Healing

· life ·

Wound healing is a pretty amazing thing. I'm a biologist, so I know how it works^1^, but I still find it fascinating. Four weeks ago, I had a relatively large (but very neat) cut through my body wall, something that ought to be fairly catastrophic -- there's a reason we have all those layers of skin, after all. But now I just have a red scar, and the skin has knitted itself together nicely. That part of the procedure was more or less the handiwork of my body's own processes, without much modern medical intervention. All that is needed is some way of temporarily keeping the edges of the wound together (modern surgical clips, stitches, thorns, soldier ant mandibles, or whatever), and your body does the rest.

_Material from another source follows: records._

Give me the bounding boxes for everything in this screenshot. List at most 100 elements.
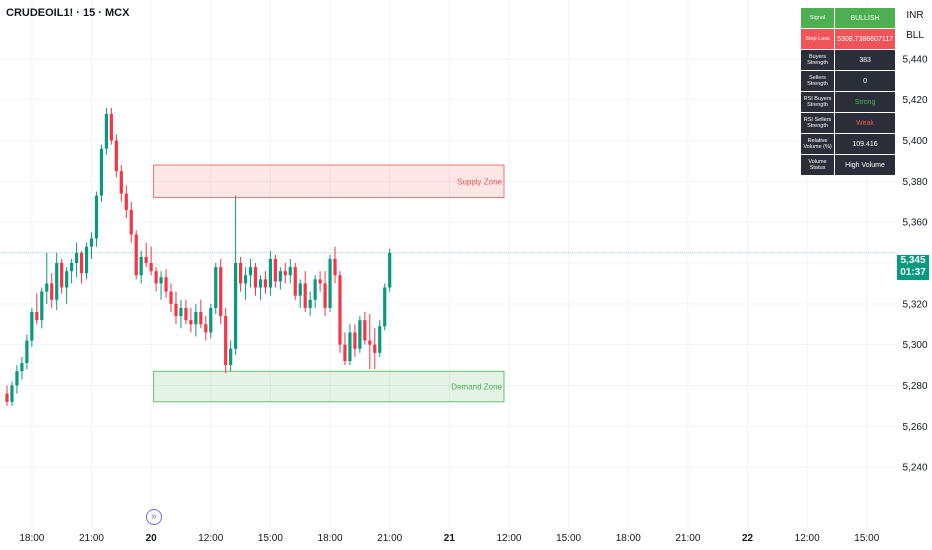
time-tick-label: 12:00	[795, 533, 820, 544]
candle-body	[328, 258, 332, 308]
candle-body	[258, 279, 263, 288]
candle-body	[45, 283, 49, 292]
candle-body	[20, 363, 24, 372]
axis-settings[interactable]: INR BLL	[900, 6, 930, 46]
candle-body	[169, 291, 173, 304]
price-tick-label: 5,400	[902, 136, 927, 147]
zone-label: Demand Zone	[451, 383, 502, 392]
candle-body	[194, 312, 198, 325]
time-tick-label: 18:00	[19, 533, 44, 544]
candle-body	[283, 271, 287, 276]
candle-body	[313, 279, 317, 300]
bar-countdown: 01:37	[900, 267, 926, 278]
candle-body	[189, 320, 193, 325]
signal-label: Signal	[799, 7, 836, 29]
demand-zone	[153, 370, 505, 403]
time-tick-label: 20	[146, 533, 158, 544]
candle-body	[94, 195, 99, 239]
candle-body	[308, 299, 312, 308]
price-tick-label: 5,240	[902, 463, 927, 474]
candle-body	[174, 303, 178, 317]
signal-label: Relative Volume (%)	[799, 133, 836, 155]
candle-body	[104, 113, 108, 149]
candle-body	[288, 267, 292, 276]
candle-body	[184, 307, 188, 321]
signal-value: 5308.7386607117	[834, 28, 896, 50]
time-tick-label: 12:00	[496, 533, 521, 544]
candle-body	[144, 256, 148, 263]
signal-value: BULLISH	[834, 7, 896, 29]
signal-label: RSI Buyers Strength	[799, 91, 836, 113]
signal-label: Volume Status	[799, 154, 836, 176]
signal-row: Signal BULLISH	[799, 7, 896, 29]
candles	[5, 107, 392, 406]
candle-body	[89, 238, 94, 247]
candle-body	[323, 283, 327, 308]
candle-body	[338, 275, 342, 345]
time-tick-label: 21:00	[79, 533, 104, 544]
signal-value: Weak	[834, 112, 896, 134]
signal-value: High Volume	[834, 154, 896, 176]
time-tick-label: 12:00	[198, 533, 223, 544]
currency-label[interactable]: INR	[906, 10, 924, 21]
candle-body	[60, 263, 64, 288]
candle-body	[303, 283, 307, 308]
signal-value: 0	[834, 70, 896, 92]
candle-body	[204, 324, 208, 333]
candle-body	[5, 393, 9, 402]
candle-body	[154, 271, 158, 284]
candle-body	[219, 267, 223, 317]
unit-label[interactable]: BLL	[906, 30, 924, 41]
candle-body	[179, 307, 183, 317]
price-tick-label: 5,280	[902, 381, 927, 392]
signal-value: 383	[834, 49, 896, 71]
candle-body	[129, 209, 133, 235]
candle-body	[248, 267, 253, 276]
time-tick-label: 15:00	[556, 533, 581, 544]
candle-body	[358, 320, 362, 349]
time-tick-label: 22	[742, 533, 754, 544]
time-tick-label: 21	[444, 533, 456, 544]
candle-body	[293, 267, 297, 296]
time-axis[interactable]: 18:00 21:00 20 12:00 15:00 18:00 21:00 21 12:00 1…	[19, 533, 879, 544]
signal-label: Stop Loss	[799, 28, 836, 50]
last-price-tag: 5,345 01:37	[897, 255, 929, 280]
price-tick-label: 5,380	[902, 177, 927, 188]
signal-row: RSI Buyers Strength Strong	[799, 91, 896, 113]
signal-row: Stop Loss 5308.7386607117	[799, 28, 896, 50]
candle-body	[318, 279, 322, 284]
signal-row: Volume Status High Volume	[799, 154, 896, 176]
candle-body	[119, 171, 123, 194]
candle-body	[109, 113, 113, 141]
candle-body	[35, 312, 39, 321]
price-tick-label: 5,360	[902, 218, 927, 229]
time-tick-label: 15:00	[854, 533, 879, 544]
candle-body	[363, 320, 367, 341]
candle-body	[214, 267, 218, 308]
signal-row: RSI Sellers Strength Weak	[799, 112, 896, 134]
candle-body	[55, 263, 59, 300]
candle-body	[30, 312, 34, 341]
signal-table: Signal BULLISH Stop Loss 5308.7386607117 Buy…	[799, 7, 896, 176]
candle-body	[263, 279, 268, 288]
candle-body	[99, 148, 104, 196]
signal-label: Sellers Strength	[799, 70, 836, 92]
time-tick-label: 21:00	[377, 533, 402, 544]
signal-row: Buyers Strength 383	[799, 49, 896, 71]
candle-body	[368, 340, 372, 345]
go-to-date-button[interactable]: »	[146, 509, 162, 525]
candle-body	[209, 307, 213, 333]
signal-value: Strong	[834, 91, 896, 113]
supply-zone	[153, 164, 505, 199]
candle-body	[383, 287, 387, 327]
time-tick-label: 15:00	[258, 533, 283, 544]
candle-body	[50, 283, 54, 300]
zone-label: Supply Zone	[457, 177, 502, 186]
candle-body	[70, 263, 74, 272]
candle-body	[234, 263, 238, 349]
candle-body	[388, 252, 392, 288]
candle-body	[238, 263, 243, 284]
price-tick-label: 5,300	[902, 340, 927, 351]
candle-body	[298, 283, 302, 296]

I was thinking about this yesterday while watching a couple of plumbers trying to fix my leaking radiator pipe. Why can't we design domestic pipework to heal itself of leaks, like a scab forming over a wound? We could provide the equivalent of a temporary plaster over the hole to slow the flow, then the pipe could gradually seal itself. In this case, the plumbers who originally installed the pipes couldn't even get basic plumbing right, let alone advanced self-healing. The guys yesterday had to open up the wall a bit to find a sound bit of pipe to form the new joint with, and discovered that a) the plastic piping that's supposed to protect the copper pipes from corrosion caused by the plaster stopped half way down the wall, and b) they hadn't actually bothered to solder the upper joint -- it was just slotted together, which goes some way to explaining why it was leaking.

^1^ ...she writes, desperately trying to recall the details of that lecture many years ago in which the process was explained. It would be more accurate to say that I know roughly how it works.